View on GitHub

Metabarcoding Course, 28-11-2019

University of Otago, Dunedin

Taxonomy Reference Databases


Curated databases for Qiime and other programs

For working with 16s, 18s, or fungal ITS, there are curated databases, already formatted for Qiime (and regular versions for other programs), as well as pre-trained classifiers for standard 16S primer regions. There are details and links to these on the Qiime data resources page


Public microbiome data

The Qiita website is an online resource containing data from hundreds of microbiome studies. This includes sequence data and sample metadata and allows for comparison of your study to hundreds of others. One useful utility of this site is the qiime Clawback plugin to create weights of your taxonomy classifier based on your study metadata (e.g. gut microbiome). There is a full tutorial on the Qiime forum page. This is meant to increase the accuracy of your taxonomic assignments.
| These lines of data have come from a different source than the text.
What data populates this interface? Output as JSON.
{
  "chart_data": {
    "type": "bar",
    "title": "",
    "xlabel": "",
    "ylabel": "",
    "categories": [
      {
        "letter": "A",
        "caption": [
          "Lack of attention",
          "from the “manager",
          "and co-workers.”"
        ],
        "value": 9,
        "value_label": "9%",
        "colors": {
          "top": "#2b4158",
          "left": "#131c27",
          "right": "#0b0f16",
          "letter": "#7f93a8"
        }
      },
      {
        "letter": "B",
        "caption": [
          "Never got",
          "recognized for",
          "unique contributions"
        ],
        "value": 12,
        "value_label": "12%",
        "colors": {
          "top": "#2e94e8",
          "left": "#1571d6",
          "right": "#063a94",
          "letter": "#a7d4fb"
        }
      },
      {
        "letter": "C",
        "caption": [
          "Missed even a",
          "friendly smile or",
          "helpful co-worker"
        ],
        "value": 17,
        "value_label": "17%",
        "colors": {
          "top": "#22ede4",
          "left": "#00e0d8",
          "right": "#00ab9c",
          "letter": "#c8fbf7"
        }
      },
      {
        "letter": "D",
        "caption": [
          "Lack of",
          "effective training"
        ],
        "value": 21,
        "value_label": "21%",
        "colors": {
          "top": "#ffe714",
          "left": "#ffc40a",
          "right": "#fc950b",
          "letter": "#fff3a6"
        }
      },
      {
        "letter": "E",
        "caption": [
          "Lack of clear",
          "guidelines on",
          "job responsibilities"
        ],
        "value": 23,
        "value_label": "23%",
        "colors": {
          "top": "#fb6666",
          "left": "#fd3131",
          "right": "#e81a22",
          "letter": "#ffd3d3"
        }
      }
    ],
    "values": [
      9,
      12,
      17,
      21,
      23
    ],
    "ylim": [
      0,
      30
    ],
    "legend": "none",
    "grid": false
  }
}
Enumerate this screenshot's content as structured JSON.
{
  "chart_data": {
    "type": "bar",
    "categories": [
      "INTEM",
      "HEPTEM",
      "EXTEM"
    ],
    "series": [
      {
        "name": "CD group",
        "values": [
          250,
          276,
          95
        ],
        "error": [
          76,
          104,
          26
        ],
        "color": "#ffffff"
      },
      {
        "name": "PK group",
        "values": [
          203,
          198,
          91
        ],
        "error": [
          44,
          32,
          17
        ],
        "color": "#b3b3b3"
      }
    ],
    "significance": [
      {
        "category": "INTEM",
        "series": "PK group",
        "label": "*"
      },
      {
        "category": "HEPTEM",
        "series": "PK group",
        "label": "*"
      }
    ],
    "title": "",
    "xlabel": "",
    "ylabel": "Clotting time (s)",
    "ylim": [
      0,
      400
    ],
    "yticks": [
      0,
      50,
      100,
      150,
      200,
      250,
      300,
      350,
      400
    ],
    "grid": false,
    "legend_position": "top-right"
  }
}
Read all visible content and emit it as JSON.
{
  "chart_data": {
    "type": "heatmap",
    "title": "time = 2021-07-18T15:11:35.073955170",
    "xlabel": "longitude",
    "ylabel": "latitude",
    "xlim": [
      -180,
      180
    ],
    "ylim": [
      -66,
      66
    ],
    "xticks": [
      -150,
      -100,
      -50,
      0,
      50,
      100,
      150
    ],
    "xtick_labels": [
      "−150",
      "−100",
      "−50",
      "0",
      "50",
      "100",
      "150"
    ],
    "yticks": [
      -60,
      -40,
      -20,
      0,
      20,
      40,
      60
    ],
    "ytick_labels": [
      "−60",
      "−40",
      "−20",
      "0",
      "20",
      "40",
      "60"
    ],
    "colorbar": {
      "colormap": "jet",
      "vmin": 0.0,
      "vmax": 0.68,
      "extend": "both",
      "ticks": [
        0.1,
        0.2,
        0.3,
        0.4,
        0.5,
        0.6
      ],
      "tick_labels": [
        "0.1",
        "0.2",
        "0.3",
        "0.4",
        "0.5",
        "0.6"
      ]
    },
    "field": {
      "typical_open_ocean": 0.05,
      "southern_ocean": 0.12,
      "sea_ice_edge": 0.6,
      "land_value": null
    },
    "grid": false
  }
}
See the ‘NB-Bespoke’ results in the Bokulich et al 2018 paper or on the Taxonomy classification page of this course.


Other Databases

The NCBI and EMBL sequence databases have the largest collection of sequences. Of the two, EMBL is better curated. However, both of these databases are subject to error and searches on them can be inexact and recover sequences that are not the correct gene, misidentified or unassigned taxa.